More information on the book is online here.The book is reviewed in The Financial Times.

Cohen Author of All We Know: Three Lives

Book by Lisa Cohen.

Lisa Cohen, assistant professor of English, is the author of All We Know: Three Lives, published by Farrar, Straus and Giroux in July 2012. The book is 448 pages and includes 52 illustrations and notes.

In All We Know, Cohen describes three women’s glamorous choices, complicated failures, and controversial personal lives with lyricism and empathy.

Esther Murphy was a brilliant New York intellectual who dazzled friends and strangers with an unstoppable flow of conversation. But she never finished the books she was contracted to write—a painful failure and yet a kind of achievement.

The quintessential fan, Mercedes de Acosta had intimate friendships with the legendary actresses and dancers of the twentieth century.
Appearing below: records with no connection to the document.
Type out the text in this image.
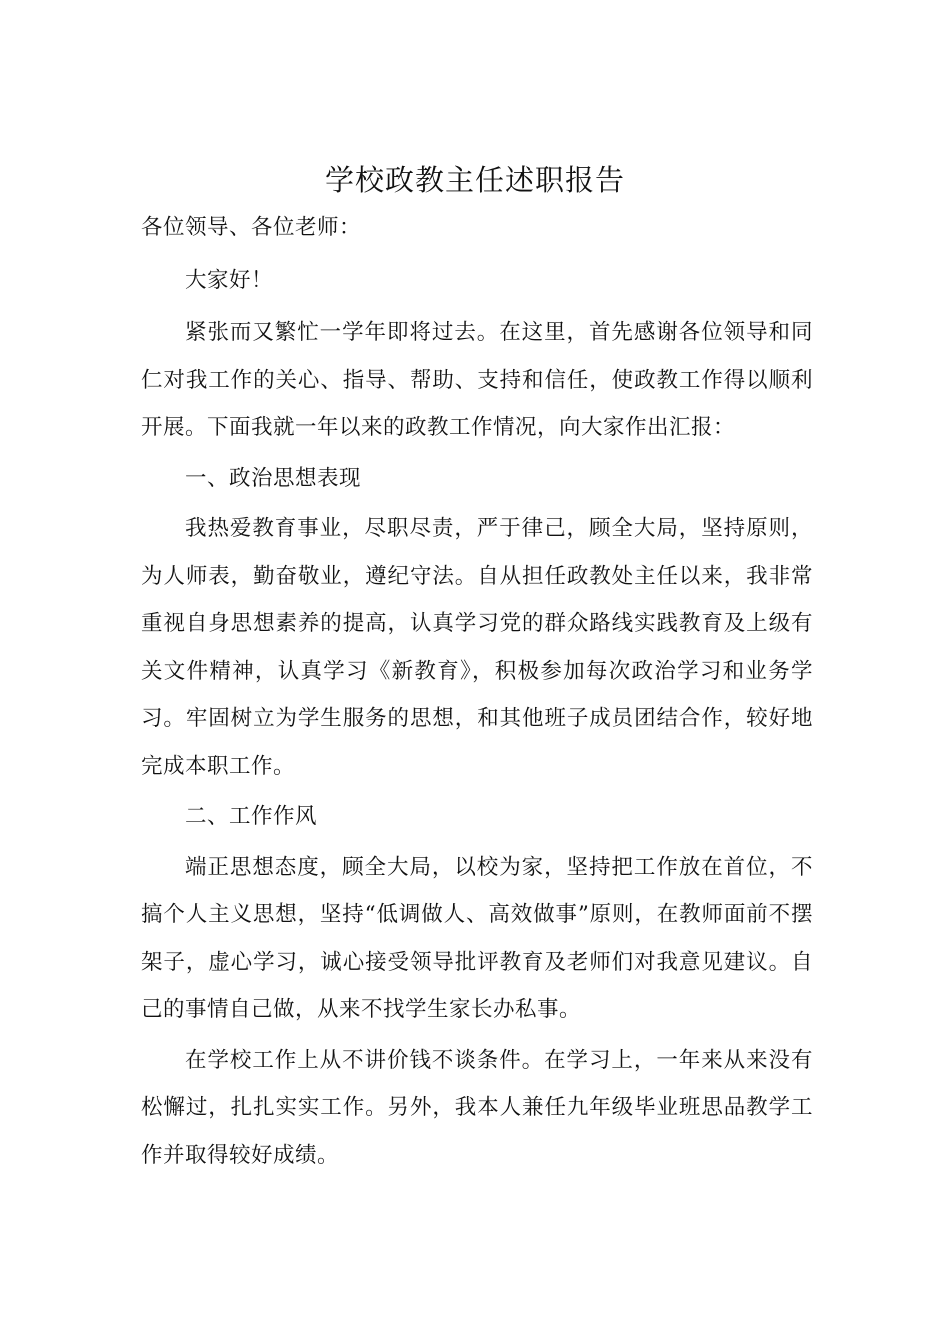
学校政教主任述职报告

各位领导、各位老师：

大家好！

紧张而又繁忙一学年即将过去。在这里，首先感谢各位领导和同仁对我工作的关心、指导、帮助、支持和信任，使政教工作得以顺利开展。下面我就一年以来的政教工作情况，向大家作出汇报：

一、政治思想表现

我热爱教育事业，尽职尽责，严于律己，顾全大局，坚持原则，为人师表，勤奋敬业，遵纪守法。自从担任政教处主任以来，我非常重视自身思想素养的提高，认真学习党的群众路线实践教育及上级有关文件精神，认真学习《新教育》，积极参加每次政治学习和业务学习。牢固树立为学生服务的思想，和其他班子成员团结合作，较好地完成本职工作。

二、工作作风

端正思想态度，顾全大局，以校为家，坚持把工作放在首位，不搞个人主义思想，坚持“低调做人、高效做事”原则，在教师面前不摆架子，虚心学习，诚心接受领导批评教育及老师们对我意见建议。自己的事情自己做，从来不找学生家长办私事。

在学校工作上从不讲价钱不谈条件。在学习上，一年来从来没有松懈过，扎扎实实工作。另外，我本人兼任九年级毕业班思品教学工作并取得较好成绩。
Her ephemeral legacy lies in the thousands of objects she collected to preserve the memory of those performers and to honor the feelings they inspired.

An icon of haute couture and a fashion editor of British Vogue, Madge Garland held bracing views on dress that drew on her feminism, her ideas about modernity, and her love of women. Existing both vividly and invisibly at the center of cultural life, she—like Murphy and de Acosta—is now almost completely forgotten.

At once a series of intimate portraits and a startling investigation into style, celebrity, sexuality, and the genre of biography itself, All We Know explores a hidden history of modernism and pays tribute to three compelling lives.

For more information on the book and to read book excerpts and reviews, go here.

Cohen’s New Book Reviewed in The New Yorker

A new book by Lisa Cohen, assistant professor of English, was given an enthusiastic early review in The New Yorker’s book blog on March 12. Her book, All We Know, will be published in July 2012.

“Cohen’s remarkable, sui generis study about three modernist figures—Esther Murphy, Mercedes de Acosta, and Madge Garland, for many years a fashion editor at British Vogue—is, in part, about dread, which is to say failure and fear of self-exposure, and how we accommodate our lives to suit the various shadows splashed by the sun of occasional triumph…

By servicing Murphy and, in the book’s shattering final section about Madge Garland, a fashion star who reimagined her life out of the detritus of family neglect, English snobbism, and sartorial surface, Cohen services her subjects while merging and emerging from them. She extends them every loving courtesy, such as the human desire to identify with other humans, while exercising her right as a major writer: to make of her subjects and, to a certain degree, herself, what she will.”